The use of topical NSAIDs including diclofenac is endorsed by a majority of treatment guidelines for management of OA-related joint pain. In multiple head-to-head RCTs, topical diclofenac provided pain relief, improvement of physical function, and reduction in stiffness comparable to that of some oral NSAIDs, with fewer systemic side effects, in patients with knee or hand OA. The topical route of administration may further enhance and benefit the analgesic effects, given that topical placebo is more effective than oral placebo. Limited data suggest that pain relief begins within a few hours of topical administration and is generally well sustained throughout the 12-h dosing interval, especially with ongoing use.

Following topical administration, diclofenac accumulates in inflamed joint tissue; however, no specific diclofenac MECs have been identified. While synovial tissue concentrations are likely to be more relevant than plasma concentrations, and have been found to correlate with PGE2 reductions (a measure of COX-2 inhibition), identification of a specific synovial MEC is hampered by the fact that OA is a heterogeneous disease with widely varying pain mechanisms in individual patients and at different stages of the disease.
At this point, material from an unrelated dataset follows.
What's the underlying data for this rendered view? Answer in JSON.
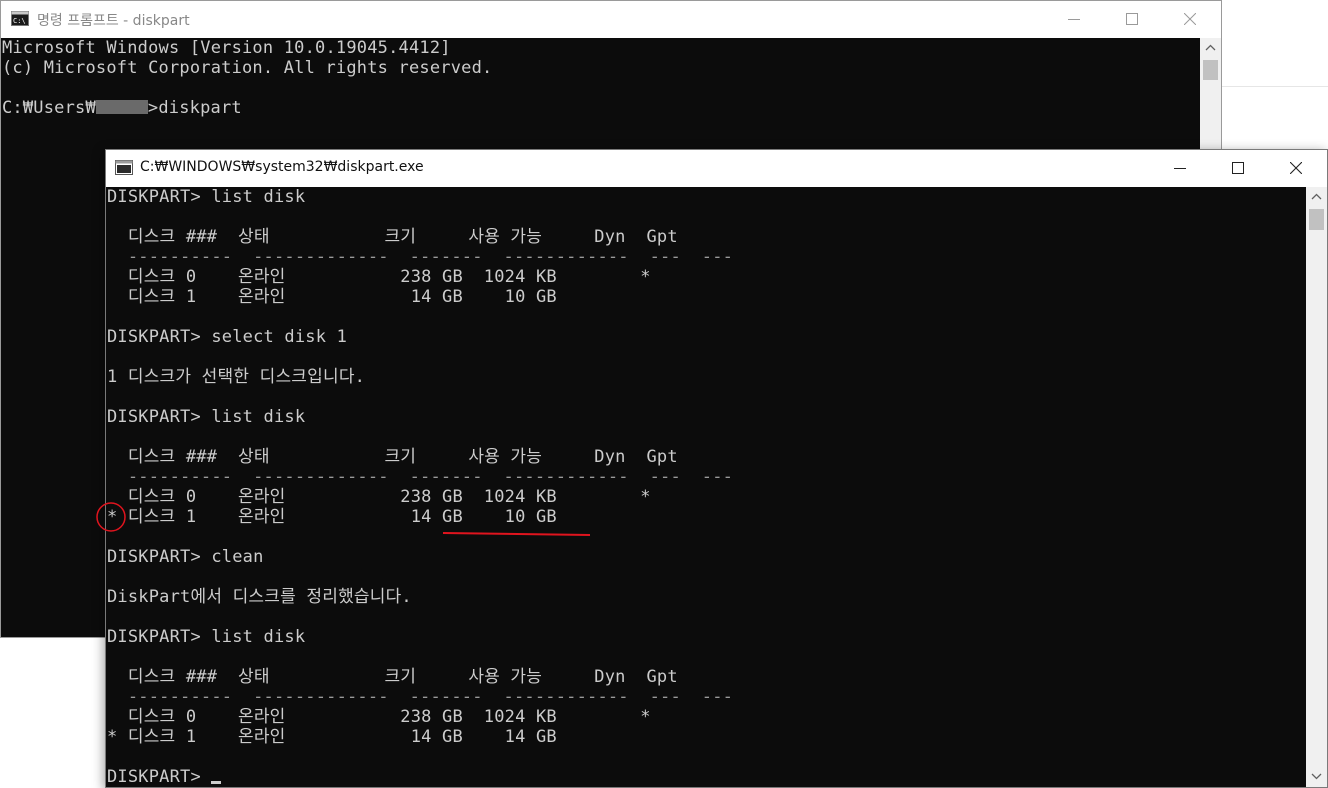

The concentration of different biomarkers varies over the course of OA and the reduction of specific biomarkers seems to impact different aspects of pain sensations.

While efficacy of topical diclofenac in OA is well established, further research is needed to better elucidate what degree of reduction in PGE2 or other downstream inflammatory mediators (e.g., IL-6, TNFα) in synovial tissue is necessary to achieve an analgesic effect. Additional research also is needed to more clearly identify time to onset of action and duration of pain relief to differentiate individual topical formulations of diclofenac.